Il est écrit : « l’homme ne vivra pas seulement de pain » et l’homme, en effet, étale sur ses tartines des rillettes d’oie, de langue de veau, de cuisse de chapon, à moins que ce ne soit de la terrine de lapin, de la mousse de foie de canard, des rillons, des grillons, des grattons, des frittons ou des chichons. Puis, son appétit ouvert, il mord dans quelques tranches de saucisse sèche finement découpées, s’attable devant un jambon en croûte, ou un boudin aux deux pommes ou une andouillette à la poêle, au four, grillée, en papillote ou à la ficelle. (J’ai connu et fréquenté à Paris, passage de la Bonne-Graine, un restaurant qui avait à son menu sept variétés d’andouillette différentes : de Troyes, de Jargeau, de Cambrai, de Lyon, de Rouen, à la provençale, de l’Argoat.) Pressé un jour d’expliquer à des habitants d’Atlanta (Géorgie) quel était ce mets dont l’anglais n’offre pas de traduction, je soutins qu’il s’agissait tout simplement d’une preuve de l’existence de Dieu.

Il devient de plus en plus difficile de réunir ces preuves. Dans la capitale, le plus réputé des marchands de boudin a cédé la place à un vendeur de bijoux fantaisie que les touristes s’arrachent. Le plus estimé débit de francforts, de jarret, de montbéliards et de palette s’est mué en épicerie coréenne. L’impératif social catégorique de la minceur est venu à bout d’autres échoppes où pendaient les trésors de la salaison…
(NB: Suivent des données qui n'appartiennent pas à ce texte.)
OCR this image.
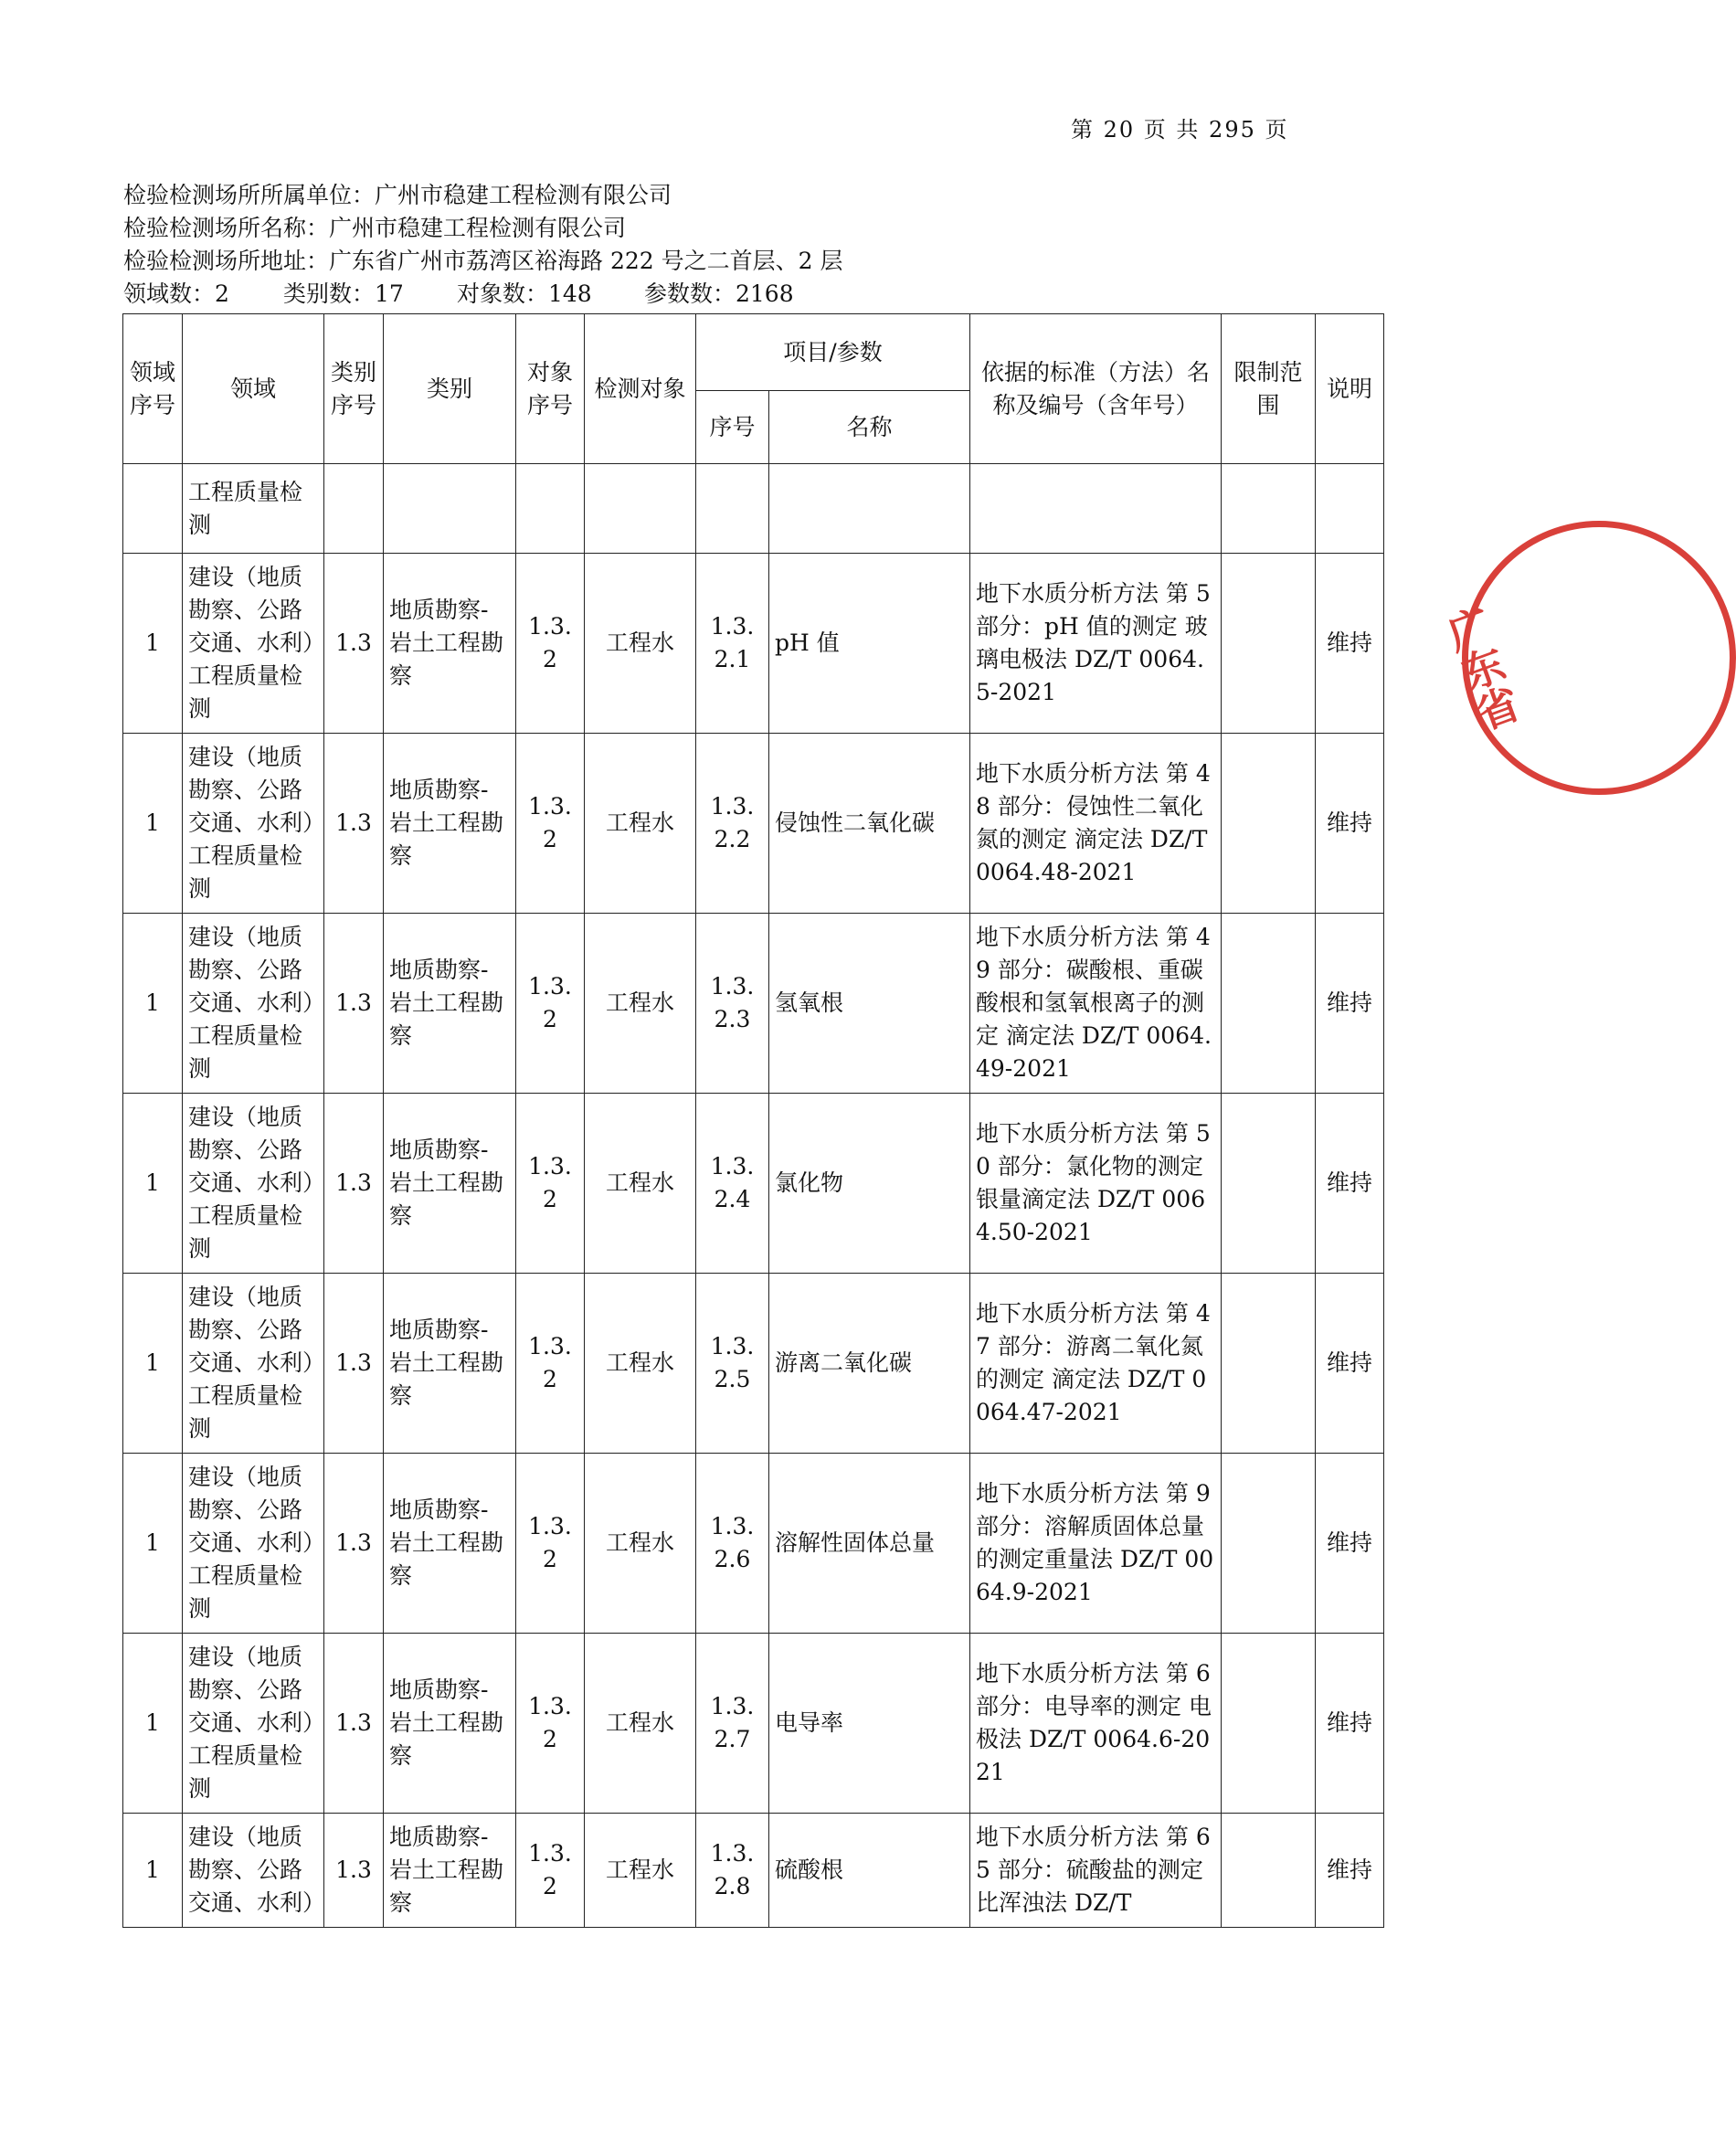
第 20 页 共 295 页
检验检测场所所属单位：广州市稳建工程检测有限公司
检验检测场所名称：广州市稳建工程检测有限公司
检验检测场所地址：广东省广州市荔湾区裕海路 222 号之二首层、2 层
领域数：2 类别数：17 对象数：148 参数数：2168
领域序号	领域	类别序号	类别	对象序号	检测对象	项目/参数		依据的标准（方法）名称及编号（含年号）	限制范围	说明
						序号	名称			
	工程质量检测									
1	建设（地质勘察、公路交通、水利）工程质量检测	1.3	地质勘察-岩土工程勘察	1.3.2	工程水	1.3.2.1	pH 值	地下水质分析方法 第 5 部分：pH 值的测定 玻璃电极法 DZ/T 0064.5-2021		维持
1	建设（地质勘察、公路交通、水利）工程质量检测	1.3	地质勘察-岩土工程勘察	1.3.2	工程水	1.3.2.2	侵蚀性二氧化碳	地下水质分析方法 第 48 部分：侵蚀性二氧化氮的测定 滴定法 DZ/T 0064.48-2021		维持
1	建设（地质勘察、公路交通、水利）工程质量检测	1.3	地质勘察-岩土工程勘察	1.3.2	工程水	1.3.2.3	氢氧根	地下水质分析方法 第 49 部分：碳酸根、重碳酸根和氢氧根离子的测定 滴定法 DZ/T 0064.49-2021		维持
1	建设（地质勘察、公路交通、水利）工程质量检测	1.3	地质勘察-岩土工程勘察	1.3.2	工程水	1.3.2.4	氯化物	地下水质分析方法 第 50 部分：氯化物的测定 银量滴定法 DZ/T 0064.50-2021		维持
1	建设（地质勘察、公路交通、水利）工程质量检测	1.3	地质勘察-岩土工程勘察	1.3.2	工程水	1.3.2.5	游离二氧化碳	地下水质分析方法 第 47 部分：游离二氧化氮的测定 滴定法 DZ/T 0064.47-2021		维持
1	建设（地质勘察、公路交通、水利）工程质量检测	1.3	地质勘察-岩土工程勘察	1.3.2	工程水	1.3.2.6	溶解性固体总量	地下水质分析方法 第 9 部分：溶解质固体总量的测定重量法 DZ/T 0064.9-2021		维持
1	建设（地质勘察、公路交通、水利）工程质量检测	1.3	地质勘察-岩土工程勘察	1.3.2	工程水	1.3.2.7	电导率	地下水质分析方法 第 6 部分：电导率的测定 电极法 DZ/T 0064.6-2021		维持
1	建设（地质勘察、公路交通、水利）	1.3	地质勘察-岩土工程勘察	1.3.2	工程水	1.3.2.8	硫酸根	地下水质分析方法 第 65 部分：硫酸盐的测定 比浑浊法 DZ/T		维持
广东省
Chaque troisième dimanche de novembre, sans interruption depuis 1808, en l’église Saint-Eustache, dans l’ancien quartier des Halles, on célèbre la messe du souvenir des charcutiers. La confrérie de Saint-Antoine s’y rassemble pour honorer la mémoire de ses membres décédés dans l’année, avant d’offrir aux fidèles un savoureux buffet dressé dans l’abside et arrosé de vin nouveau. Il y a fort à craindre que ce pieux rassemblement ne serve bientôt plus qu’à pleurer la disparition de leur art, celui des anciens chaircuitiers, dont la profession fut si opulente qu’elle fit ériger un immeuble entier, rue Bachaumont, à quelques pas des regrettés pavillons de Baltard. L’entrée en est ornée de somptueuses plaques de marbre gravées à l’or fin encadrant un majestueux escalier de chêne à double volée surmonté d’un vitrail à la gloire de l’aimable métier de ceux qui firent bâtir ce temple. On ne visite pas : l’endroit a été vendu à une agence de graphisme : O tempora, o mores, sic transit gloria porci.
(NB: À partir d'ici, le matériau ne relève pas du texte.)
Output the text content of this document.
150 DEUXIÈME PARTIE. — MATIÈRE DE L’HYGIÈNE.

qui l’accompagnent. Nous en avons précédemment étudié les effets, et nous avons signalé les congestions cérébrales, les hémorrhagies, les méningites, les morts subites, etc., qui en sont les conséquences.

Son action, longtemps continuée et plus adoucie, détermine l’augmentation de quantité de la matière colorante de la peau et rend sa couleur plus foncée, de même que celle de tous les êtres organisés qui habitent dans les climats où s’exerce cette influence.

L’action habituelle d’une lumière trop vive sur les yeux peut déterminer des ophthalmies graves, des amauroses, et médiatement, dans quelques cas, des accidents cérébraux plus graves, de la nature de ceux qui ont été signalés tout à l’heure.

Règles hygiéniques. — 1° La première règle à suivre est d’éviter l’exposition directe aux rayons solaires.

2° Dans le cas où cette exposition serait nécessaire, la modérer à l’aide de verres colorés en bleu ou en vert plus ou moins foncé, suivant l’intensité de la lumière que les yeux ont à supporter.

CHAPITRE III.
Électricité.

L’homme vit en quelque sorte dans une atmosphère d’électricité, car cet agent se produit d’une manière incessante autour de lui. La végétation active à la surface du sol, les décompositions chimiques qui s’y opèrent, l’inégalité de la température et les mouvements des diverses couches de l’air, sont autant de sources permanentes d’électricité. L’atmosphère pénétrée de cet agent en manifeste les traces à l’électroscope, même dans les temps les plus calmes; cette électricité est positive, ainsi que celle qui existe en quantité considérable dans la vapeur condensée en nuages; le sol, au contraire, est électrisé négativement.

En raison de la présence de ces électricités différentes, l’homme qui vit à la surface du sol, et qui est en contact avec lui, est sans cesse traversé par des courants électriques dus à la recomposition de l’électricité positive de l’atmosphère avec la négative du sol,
Toutefois, une lueur d’espoir brille dans ces ténèbres. La locavoracité ne se limitant pas aux légumes, on voit de plus en plus d’éleveurs offrir des produits de leur façon. Ventrèche, saucisses, fricandeaux, jambonneaux, coppa, pâté de tête : bien des paysans ont su trouver les moyens de valoriser leurs troupeaux de cochons en transformant eux-mêmes leurs bêtes. Le surcoût dû à l’expédition est raisonnable pour peu que la commande soit de conséquence, et, compte tenu des prix pratiqués sur les lieux de production, on peut considérer que l’amateur paierait plus cher les mêmes produits achetés dans une charcuterie en ville, à  condition qu’il en trouve une qui ne se soit pas transformée en fournisseur de sandwiches pour hipsters. Hélas, la multiplication des normes menace sournoisement ces producteurs locaux qui voient le glyphosate autorisé tandis que le poids de sel entrant dans leurs préparations fait l’objet de contrôles tatillons. Allez prouver l’existence de Dieu avec du jambon sous cellophane.